KENAI (AP) Some state legislators want to house the state's food safety laboratory, now in Palmer, in an Anchorage seafood processing plant.
The senators say the state could save money by using part of the Alaska Seafood International complex. The plant was built with state money but is only partly occupied by the struggling business.
Gov. Frank Murkowski has asked the Legislature to approve a $14.3 million bond for a new lab to replace the existing Seafood and Food Safety Laboratory, which has been operating at its Palmer location for more than 35 years but is slated to go in a new Anchorage facility.
Sen. Tom Wagoner, R-Kenai, and seven other members of the Senate, including Democrats Kim Elton of Juneau and Senate Minority Leader Johnny Ellis of Anchorage, say moving the lab to the ASI building could save at least part of the $14.3 million.

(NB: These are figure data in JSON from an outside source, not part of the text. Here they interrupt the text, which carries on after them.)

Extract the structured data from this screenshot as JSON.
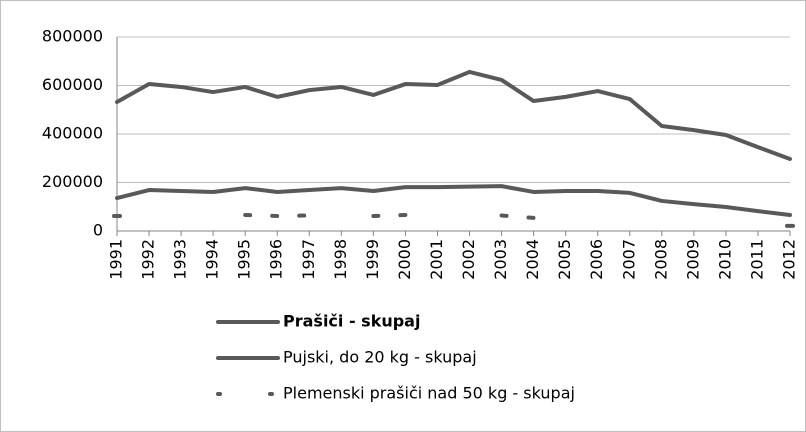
{
  "chart_data": {
    "type": "line",
    "categories": [
      "1991",
      "1992",
      "1993",
      "1994",
      "1995",
      "1996",
      "1997",
      "1998",
      "1999",
      "2000",
      "2001",
      "2002",
      "2003",
      "2004",
      "2005",
      "2006",
      "2007",
      "2008",
      "2009",
      "2010",
      "2011",
      "2012"
    ],
    "series": [
      {
        "name": "Prašiči - skupaj",
        "color": "#595959",
        "dash": "solid",
        "bold": true,
        "values": [
          532000,
          606000,
          594000,
          573000,
          594000,
          553000,
          581000,
          594000,
          561000,
          606000,
          602000,
          656000,
          623000,
          536000,
          553000,
          577000,
          544000,
          433000,
          416000,
          396000,
          346000,
          297000
        ]
      },
      {
        "name": "Pujski, do 20 kg - skupaj",
        "color": "#595959",
        "dash": "solid",
        "bold": false,
        "values": [
          136000,
          169000,
          165000,
          161000,
          177000,
          161000,
          169000,
          177000,
          165000,
          181000,
          181000,
          183000,
          185000,
          161000,
          165000,
          165000,
          157000,
          124000,
          111000,
          99000,
          82000,
          66000
        ]
      },
      {
        "name": "Plemenski prašiči nad 50 kg - skupaj",
        "color": "#595959",
        "dash": "dot",
        "bold": false,
        "values": [
          62000,
          null,
          null,
          null,
          66000,
          62000,
          64000,
          null,
          62000,
          66000,
          null,
          null,
          64000,
          54000,
          null,
          null,
          null,
          null,
          null,
          null,
          null,
          21000
        ]
      }
    ],
    "ylim": [
      0,
      800000
    ],
    "yticks": [
      0,
      200000,
      400000,
      600000,
      800000
    ],
    "grid": true,
    "legend": "bottom"
  }
}
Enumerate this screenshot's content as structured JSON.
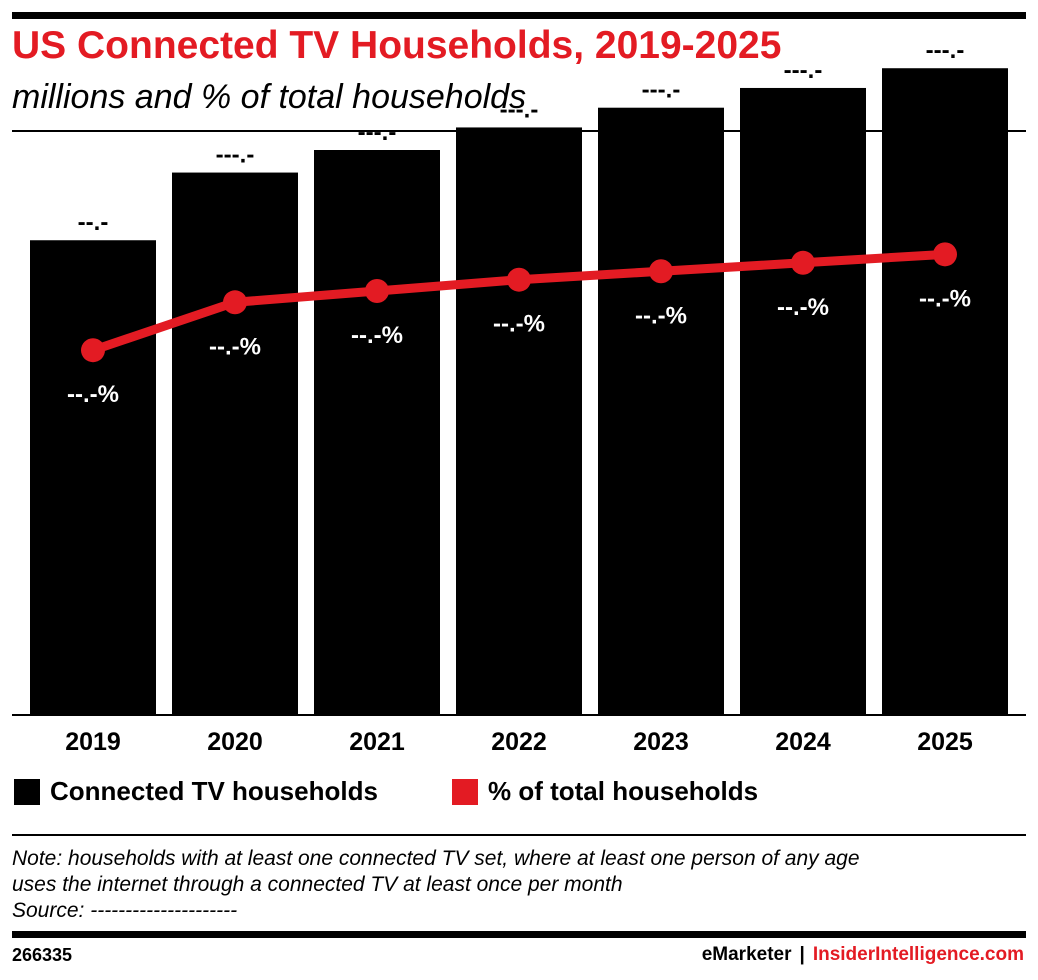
{
  "header": {
    "title": "US Connected TV Households, 2019-2025",
    "subtitle": "millions and % of total households"
  },
  "legend": {
    "bars_label": "Connected TV households",
    "line_label": "% of total households"
  },
  "colors": {
    "accent": "#e31b23",
    "bar": "#000000",
    "value_label_on_bar": "#ffffff"
  },
  "chart_data": {
    "type": "bar",
    "categories": [
      "2019",
      "2020",
      "2021",
      "2022",
      "2023",
      "2024",
      "2025"
    ],
    "series": [
      {
        "name": "Connected TV households",
        "type": "bar",
        "values": [
          84,
          96,
          100,
          104,
          107.5,
          111,
          114.5
        ],
        "labels": [
          "--.-",
          "---.-",
          "---.-",
          "---.-",
          "---.-",
          "---.-",
          "---.-"
        ]
      },
      {
        "name": "% of total households",
        "type": "line",
        "values": [
          64.5,
          73,
          75,
          77,
          78.5,
          80,
          81.5
        ],
        "labels": [
          "--.-%",
          "--.-%",
          "--.-%",
          "--.-%",
          "--.-%",
          "--.-%",
          "--.-%"
        ]
      }
    ],
    "ylim_bars": [
      0,
      200
    ],
    "ylim_line": [
      0,
      100
    ],
    "grid": false,
    "legend_position": "bottom-left"
  },
  "notes": {
    "note_line1": "Note: households with at least one connected TV set, where at least one person of any age",
    "note_line2": "uses the internet through a connected TV at least once per month",
    "source": "Source: ---------------------"
  },
  "footer": {
    "chart_id": "266335",
    "brand_left": "eMarketer",
    "separator": "|",
    "brand_right": "InsiderIntelligence.com"
  }
}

Alaska Seafood International leases space in the 250,000-square-foot Anchorage building from the Alaska Industrial Development and Export Authority. ASI does not use all the available space, however.
The lab does a variety of work for the state. Workers test water for shellfish growing areas, check shellfish for paralytic poisoning and other dangers, sample finfish for parasites and conduct an ongoing project sampling commercially caught salmon for persistent organic pollutants.
The lab also tests dairy products, works with the commercial food industry checking product shelf life, and tests cattle and horses for diseases such as tuberculosis.